Kendra said that her professor 'could go fu-'
""Kendra had several complaints abou-""
""Kendra expressed disapproval about some aspects of the instruction in her physics course.""
Part of my job, which involves talking with university students and offering academic advice, requires me to transcribe the details of these interactions into brief notes, which are then stored in a secure database for future reference. It's a singularly boring task in the way that only data entry can be, but when it was first described to me I pictured myself sitting in one of those massive, underground CIA surveillance bunkers that always appear somewhere in the first half of espionage thrillers, a misconception which was abetted by the dense legal jargon on the government forms I'd been required to fill out on my first day.
""Incoming message from Istanbul!"" I'd announce over my shoulder when taking a call, my hand covering the receiver while co-workers hurried around the darkened room, stubbing out their chain-smoked cigarettes and adjusting complicated recording equipment. ""It's one of their agents from the study abroad program.""
Unfortunately, the willingness of most students to share information without need of coercion made it difficult to maintain this illusion, as did the pedestrian nature of their questions and concerns.
On the rare occasion when a student did become emotional, accusatory or profane, we were encouraged to remain as neutral as possible on the subject, which usually led to me writing something like, ""Daniel disclosed that he was experiencing frustration about his business school application essay. I suggested that he meet with a writing tutor, and we discussed what we could do to get him to stop clenching his fists and lifting office furniture up over his head.""

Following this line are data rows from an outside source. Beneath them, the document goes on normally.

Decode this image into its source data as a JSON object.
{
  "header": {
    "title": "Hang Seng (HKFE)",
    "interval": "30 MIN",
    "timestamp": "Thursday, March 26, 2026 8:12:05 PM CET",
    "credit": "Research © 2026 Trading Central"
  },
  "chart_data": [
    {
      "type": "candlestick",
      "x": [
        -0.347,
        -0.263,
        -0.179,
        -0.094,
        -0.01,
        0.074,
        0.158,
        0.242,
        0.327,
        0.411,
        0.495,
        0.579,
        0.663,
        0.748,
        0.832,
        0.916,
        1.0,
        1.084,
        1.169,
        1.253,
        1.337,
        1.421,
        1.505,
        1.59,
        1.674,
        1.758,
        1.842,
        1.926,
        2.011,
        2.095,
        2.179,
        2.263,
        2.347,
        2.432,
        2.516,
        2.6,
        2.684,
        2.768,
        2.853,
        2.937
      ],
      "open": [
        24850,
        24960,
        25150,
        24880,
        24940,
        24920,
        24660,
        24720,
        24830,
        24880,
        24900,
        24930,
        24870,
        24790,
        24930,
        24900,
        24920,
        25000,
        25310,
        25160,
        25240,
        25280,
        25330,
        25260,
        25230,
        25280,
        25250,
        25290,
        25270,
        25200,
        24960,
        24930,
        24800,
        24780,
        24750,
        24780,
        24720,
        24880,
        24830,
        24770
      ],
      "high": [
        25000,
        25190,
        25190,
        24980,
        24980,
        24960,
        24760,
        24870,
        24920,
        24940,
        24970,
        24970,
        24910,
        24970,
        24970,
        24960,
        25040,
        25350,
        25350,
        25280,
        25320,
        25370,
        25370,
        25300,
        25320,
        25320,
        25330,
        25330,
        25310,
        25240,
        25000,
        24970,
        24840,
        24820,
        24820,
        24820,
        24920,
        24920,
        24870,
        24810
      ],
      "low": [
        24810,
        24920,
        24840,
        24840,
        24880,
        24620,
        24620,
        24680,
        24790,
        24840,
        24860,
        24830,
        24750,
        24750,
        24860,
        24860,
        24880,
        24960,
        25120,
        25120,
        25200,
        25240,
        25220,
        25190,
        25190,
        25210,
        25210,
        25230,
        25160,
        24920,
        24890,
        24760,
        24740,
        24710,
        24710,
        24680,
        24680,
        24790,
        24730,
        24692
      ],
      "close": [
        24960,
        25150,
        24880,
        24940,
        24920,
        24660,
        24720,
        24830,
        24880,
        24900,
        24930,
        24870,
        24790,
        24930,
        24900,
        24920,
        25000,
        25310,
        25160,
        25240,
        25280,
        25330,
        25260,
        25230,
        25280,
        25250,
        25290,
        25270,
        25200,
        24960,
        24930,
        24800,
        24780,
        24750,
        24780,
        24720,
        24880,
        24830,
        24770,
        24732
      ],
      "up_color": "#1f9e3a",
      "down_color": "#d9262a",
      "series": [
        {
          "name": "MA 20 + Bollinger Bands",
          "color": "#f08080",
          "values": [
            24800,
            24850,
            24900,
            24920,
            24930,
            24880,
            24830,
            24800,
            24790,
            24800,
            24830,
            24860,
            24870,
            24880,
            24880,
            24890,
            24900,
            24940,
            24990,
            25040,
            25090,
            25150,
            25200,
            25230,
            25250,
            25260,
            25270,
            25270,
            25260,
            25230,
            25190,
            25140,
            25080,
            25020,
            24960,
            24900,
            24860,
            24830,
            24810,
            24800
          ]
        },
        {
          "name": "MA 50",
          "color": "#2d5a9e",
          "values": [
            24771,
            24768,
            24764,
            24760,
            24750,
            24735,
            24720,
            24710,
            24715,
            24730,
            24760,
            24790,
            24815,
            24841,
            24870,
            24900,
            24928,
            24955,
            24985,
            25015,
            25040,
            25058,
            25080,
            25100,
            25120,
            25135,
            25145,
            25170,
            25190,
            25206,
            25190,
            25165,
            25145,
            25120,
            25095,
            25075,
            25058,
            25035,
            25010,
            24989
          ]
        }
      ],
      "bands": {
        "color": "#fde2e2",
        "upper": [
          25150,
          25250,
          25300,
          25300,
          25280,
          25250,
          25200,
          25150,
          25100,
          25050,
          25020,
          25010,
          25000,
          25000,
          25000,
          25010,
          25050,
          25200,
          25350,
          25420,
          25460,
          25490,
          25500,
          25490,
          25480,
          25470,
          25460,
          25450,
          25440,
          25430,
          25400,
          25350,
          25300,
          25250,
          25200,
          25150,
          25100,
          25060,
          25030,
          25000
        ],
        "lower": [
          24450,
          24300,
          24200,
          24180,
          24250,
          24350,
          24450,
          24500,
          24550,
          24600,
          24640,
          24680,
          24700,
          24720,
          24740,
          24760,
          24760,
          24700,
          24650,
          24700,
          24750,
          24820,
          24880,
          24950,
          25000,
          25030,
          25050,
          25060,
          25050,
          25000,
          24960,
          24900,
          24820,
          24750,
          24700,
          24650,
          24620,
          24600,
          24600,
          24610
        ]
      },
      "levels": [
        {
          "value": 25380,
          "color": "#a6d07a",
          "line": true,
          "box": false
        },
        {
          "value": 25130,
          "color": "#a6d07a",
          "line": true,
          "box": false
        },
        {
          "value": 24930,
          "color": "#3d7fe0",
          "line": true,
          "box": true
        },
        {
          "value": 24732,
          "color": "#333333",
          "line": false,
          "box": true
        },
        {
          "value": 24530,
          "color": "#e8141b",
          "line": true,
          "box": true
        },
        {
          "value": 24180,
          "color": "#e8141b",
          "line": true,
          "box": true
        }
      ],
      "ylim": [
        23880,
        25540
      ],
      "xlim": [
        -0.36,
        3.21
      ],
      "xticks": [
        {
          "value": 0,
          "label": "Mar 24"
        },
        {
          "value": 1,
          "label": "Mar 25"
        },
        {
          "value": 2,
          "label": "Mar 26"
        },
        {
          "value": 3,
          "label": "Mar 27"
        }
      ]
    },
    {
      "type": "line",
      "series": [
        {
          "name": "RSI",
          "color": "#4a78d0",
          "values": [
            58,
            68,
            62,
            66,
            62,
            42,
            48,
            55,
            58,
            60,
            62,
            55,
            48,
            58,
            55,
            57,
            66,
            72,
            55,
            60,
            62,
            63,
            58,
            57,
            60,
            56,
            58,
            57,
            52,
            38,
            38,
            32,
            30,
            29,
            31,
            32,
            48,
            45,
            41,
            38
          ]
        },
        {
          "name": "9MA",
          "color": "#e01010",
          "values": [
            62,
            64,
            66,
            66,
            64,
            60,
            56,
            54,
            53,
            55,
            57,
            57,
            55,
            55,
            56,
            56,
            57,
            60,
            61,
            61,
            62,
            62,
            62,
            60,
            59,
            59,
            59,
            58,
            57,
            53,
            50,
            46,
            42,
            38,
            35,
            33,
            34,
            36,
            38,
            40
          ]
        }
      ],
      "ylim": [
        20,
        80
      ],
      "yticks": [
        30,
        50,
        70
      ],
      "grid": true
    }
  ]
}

During this time, one of my roommates was busy interning with a U.S. congressman, a job that also saw him fielding phone calls and letters. However, as opposed to the students I was working with, who were usually clean-cut and lucid, the public which he helped to serve included a much wider cross-section of humanity, most notably its backwoods militia-men and general conspiracy theorists, who tend to produce much more than their fair share of correspondence.
Whether politely answering their feverish, disjointed phone calls or reading through their handwritten dissertations on influential underground societies, the standards of his job also required a disciplined approach to recording these contacts:
""Name: Amelia Johnston
Contacted By: E-mail (ajjohns847x@gmail.com)
Subject: Elementary school funding bill""
""Name: John Doe [not provided]
Contacted By: Snail Mail [no return address provided]
Subject: Subliminal [illegible], ""The Beast"", [other]""
On most days I envied my roommate's privileged glimpses into the world of self-proclaimed prophets and would-be letter bombers, but when it came time to return voicemails I was thankful the people I worked with all met the minimum requirements of both owning a telephone and also being able to finish a thought without screaming into the receiver or suddenly throwing the handset across the room and diving into the linen closet.
It became particularly important that other people possess these kinds of communication skills, as on my first attempt at returning calls, I failed to reach any of the people who had left messages with our advising office, but did succeed in misdialing an elderly couple, an out-of-state trucking company and - once - my own university department.
I previously worried that our practice of condensing people's hopes, frustrations and occasional breakdowns into neutered predicates might be demeaning. But now, after having to confess my own blunders to six dozen strangers in short order, I hoped that these too would be boiled down, and filed away.